I've been happily married to someone else for 25 years, no regrets.
Anonymous
We were college sweethearts, engaged, and had a tragic breakup. Had zero contact for years thereafter. He did reach out when he lost his sister, but I was not willing to give him emotional comfort at that time. He and I both eventually found other people and got married. A few years ago, I reached out to him to catch up. Since then, we have had friendly convos, but infrequent. He said he is open to be AP.
Anonymous
Anonymous wrote:It seems odd to me that there are so many "she" significant others referenced here. DCUM runs very female and statistically I would doubt that 7/8 of the first responses here would come from members of the LGBTQ community. It's not bad, just remarkable.


Yup! I noticed this too!
Anonymous
Mine married my sorority sister who he started dating after we split up (it was post-college, but they met through me).
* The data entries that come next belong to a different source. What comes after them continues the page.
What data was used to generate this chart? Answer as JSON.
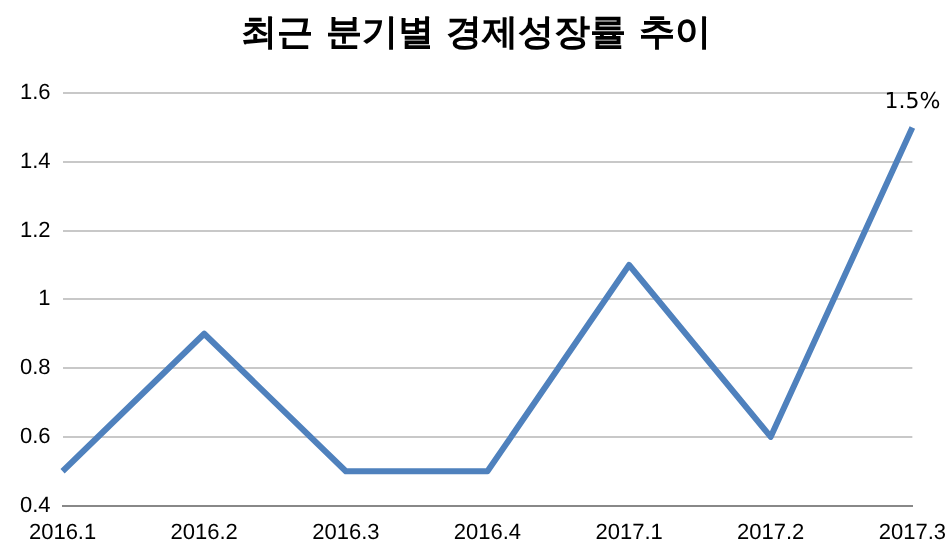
{
  "chart_data": {
    "type": "line",
    "title": "최근 분기별 경제성장률 추이",
    "categories": [
      "2016.1",
      "2016.2",
      "2016.3",
      "2016.4",
      "2017.1",
      "2017.2",
      "2017.3"
    ],
    "series": [
      {
        "color": "#4f81bd",
        "values": [
          0.5,
          0.9,
          0.5,
          0.5,
          1.1,
          0.6,
          1.5
        ]
      }
    ],
    "ylim": [
      0.4,
      1.6
    ],
    "yticks": [
      0.4,
      0.6,
      0.8,
      1,
      1.2,
      1.4,
      1.6
    ],
    "grid": "y",
    "legend": false,
    "marker": "none",
    "line_style": "solid",
    "annotations": [
      {
        "text": "1.5%",
        "x": "2017.3",
        "y": 1.5
      }
    ]
  }
}
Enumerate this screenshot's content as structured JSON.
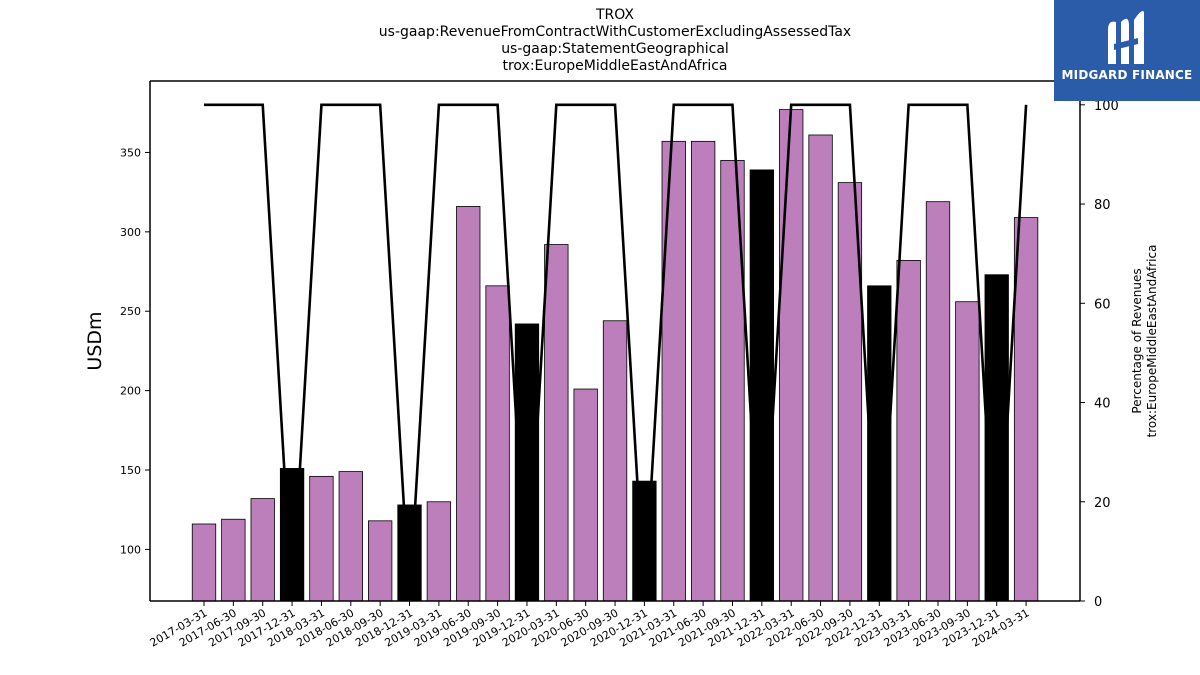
{
  "title_lines": [
    "TROX",
    "us-gaap:RevenueFromContractWithCustomerExcludingAssessedTax",
    "us-gaap:StatementGeographical",
    "trox:EuropeMiddleEastAndAfrica"
  ],
  "logo": {
    "text": "MIDGARD FINANCE",
    "background": "#2a5caa"
  },
  "colors": {
    "bar_default": "#bc7fbc",
    "bar_highlight": "#000000",
    "line": "#000000"
  },
  "chart_data": {
    "type": "bar",
    "categories": [
      "2017-03-31",
      "2017-06-30",
      "2017-09-30",
      "2017-12-31",
      "2018-03-31",
      "2018-06-30",
      "2018-09-30",
      "2018-12-31",
      "2019-03-31",
      "2019-06-30",
      "2019-09-30",
      "2019-12-31",
      "2020-03-31",
      "2020-06-30",
      "2020-09-30",
      "2020-12-31",
      "2021-03-31",
      "2021-06-30",
      "2021-09-30",
      "2021-12-31",
      "2022-03-31",
      "2022-06-30",
      "2022-09-30",
      "2022-12-31",
      "2023-03-31",
      "2023-06-30",
      "2023-09-30",
      "2023-12-31",
      "2024-03-31"
    ],
    "values": [
      116,
      119,
      132,
      151,
      146,
      149,
      118,
      128,
      130,
      316,
      266,
      242,
      292,
      201,
      244,
      143,
      357,
      357,
      345,
      339,
      377,
      361,
      331,
      266,
      282,
      319,
      256,
      273,
      309
    ],
    "highlight": [
      false,
      false,
      false,
      true,
      false,
      false,
      false,
      true,
      false,
      false,
      false,
      true,
      false,
      false,
      false,
      true,
      false,
      false,
      false,
      true,
      false,
      false,
      false,
      true,
      false,
      false,
      false,
      true,
      false
    ],
    "line_series": {
      "values": [
        100,
        100,
        100,
        0,
        100,
        100,
        100,
        0,
        100,
        100,
        100,
        0,
        100,
        100,
        100,
        0,
        100,
        100,
        100,
        0,
        100,
        100,
        100,
        0,
        100,
        100,
        100,
        0,
        100
      ]
    },
    "ylabel": "USDm",
    "y2label_lines": [
      "Percentage of Revenues",
      "trox:EuropeMiddleEastAndAfrica"
    ],
    "ylim": [
      67.5,
      395
    ],
    "y2lim": [
      0,
      104.8
    ],
    "yticks": [
      100,
      150,
      200,
      250,
      300,
      350
    ],
    "y2ticks": [
      0,
      20,
      40,
      60,
      80,
      100
    ]
  }
}
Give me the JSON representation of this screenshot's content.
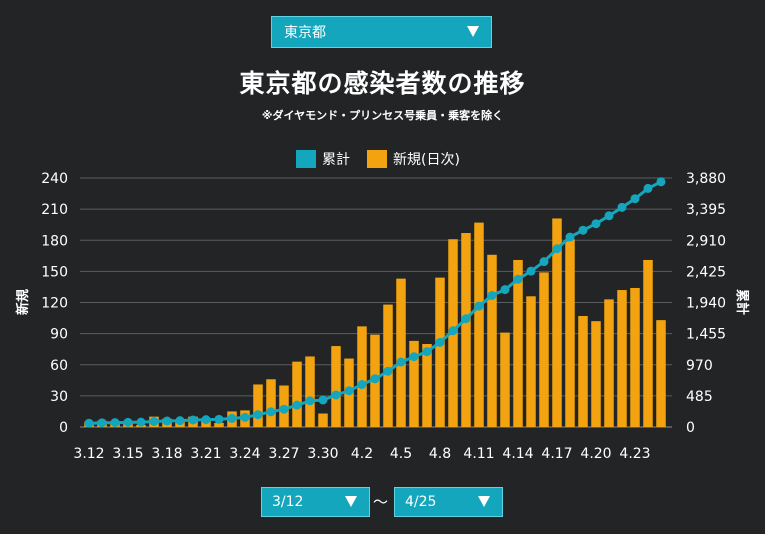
{
  "region_select": {
    "value": "東京都"
  },
  "date_range": {
    "start": "3/12",
    "separator": "～",
    "end": "4/25"
  },
  "colors": {
    "background": "#222426",
    "cumulative": "#14a6bd",
    "daily": "#f2a30f",
    "grid": "#5a5d60"
  },
  "chart_data": {
    "type": "bar",
    "title": "東京都の感染者数の推移",
    "subtitle": "※ダイヤモンド・プリンセス号乗員・乗客を除く",
    "legend": {
      "position": "top-center",
      "items": [
        "累計",
        "新規(日次)"
      ]
    },
    "x": [
      "3.12",
      "3.13",
      "3.14",
      "3.15",
      "3.16",
      "3.17",
      "3.18",
      "3.19",
      "3.20",
      "3.21",
      "3.22",
      "3.23",
      "3.24",
      "3.25",
      "3.26",
      "3.27",
      "3.28",
      "3.29",
      "3.30",
      "3.31",
      "4.1",
      "4.2",
      "4.3",
      "4.4",
      "4.5",
      "4.6",
      "4.7",
      "4.8",
      "4.9",
      "4.10",
      "4.11",
      "4.12",
      "4.13",
      "4.14",
      "4.15",
      "4.16",
      "4.17",
      "4.18",
      "4.19",
      "4.20",
      "4.21",
      "4.22",
      "4.23",
      "4.24",
      "4.25"
    ],
    "x_tick_labels": [
      "3.12",
      "3.15",
      "3.18",
      "3.21",
      "3.24",
      "3.27",
      "3.30",
      "4.2",
      "4.5",
      "4.8",
      "4.11",
      "4.14",
      "4.17",
      "4.20",
      "4.23"
    ],
    "left_axis": {
      "label": "新規",
      "min": 0,
      "max": 240,
      "ticks": [
        "0",
        "30",
        "60",
        "90",
        "120",
        "150",
        "180",
        "210",
        "240"
      ]
    },
    "right_axis": {
      "label": "累計",
      "min": 0,
      "max": 3880,
      "ticks": [
        "0",
        "485",
        "970",
        "1,455",
        "1,940",
        "2,425",
        "2,910",
        "3,395",
        "3,880"
      ]
    },
    "grid": true,
    "series": [
      {
        "name": "新規(日次)",
        "type": "bar",
        "axis": "left",
        "values": [
          5,
          6,
          4,
          4,
          2,
          10,
          8,
          6,
          10,
          6,
          4,
          15,
          16,
          41,
          46,
          40,
          63,
          68,
          13,
          78,
          66,
          97,
          89,
          118,
          143,
          83,
          80,
          144,
          181,
          187,
          197,
          166,
          91,
          161,
          126,
          149,
          201,
          181,
          107,
          102,
          123,
          132,
          134,
          161,
          103
        ]
      },
      {
        "name": "累計",
        "type": "line",
        "axis": "right",
        "values": [
          59,
          65,
          69,
          73,
          75,
          85,
          93,
          99,
          109,
          115,
          119,
          134,
          150,
          191,
          237,
          277,
          340,
          408,
          421,
          499,
          565,
          662,
          751,
          869,
          1012,
          1095,
          1175,
          1319,
          1500,
          1687,
          1884,
          2050,
          2141,
          2302,
          2428,
          2577,
          2778,
          2959,
          3066,
          3168,
          3291,
          3423,
          3557,
          3718,
          3821
        ]
      }
    ]
  }
}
They eloped and he invited me to their wedding reception, but then left a message on my answering machine UNINVITING me. Since then, he's reached out via phone or Facebook several times. I finally stopped responding and now it's been years.

He appears to have a nice suburban lifestyle in an exurb of a major city, which was pretty much exactly why I left him.
Anonymous
I wish I knew. His name is as common as John Smith, so he's impossible to google and he doesn't have facebook.

He joined the military after college and moved around a bunch, so it's not like any of our old friends would know either.
Anonymous
It’s been over 25 years but I think he never got married, no kids and lives with some cats last I heard 16 years ago. He’s retirement age now.

I’m happily married with 2 wonderful kids and husband. I live a very privileged life. I’m glad he dumped me.
Anonymous
He drank himself to death a few years after his second wife also left him and he had a sex offender conviction. Watching it unfold real time was harrowing for our young teen.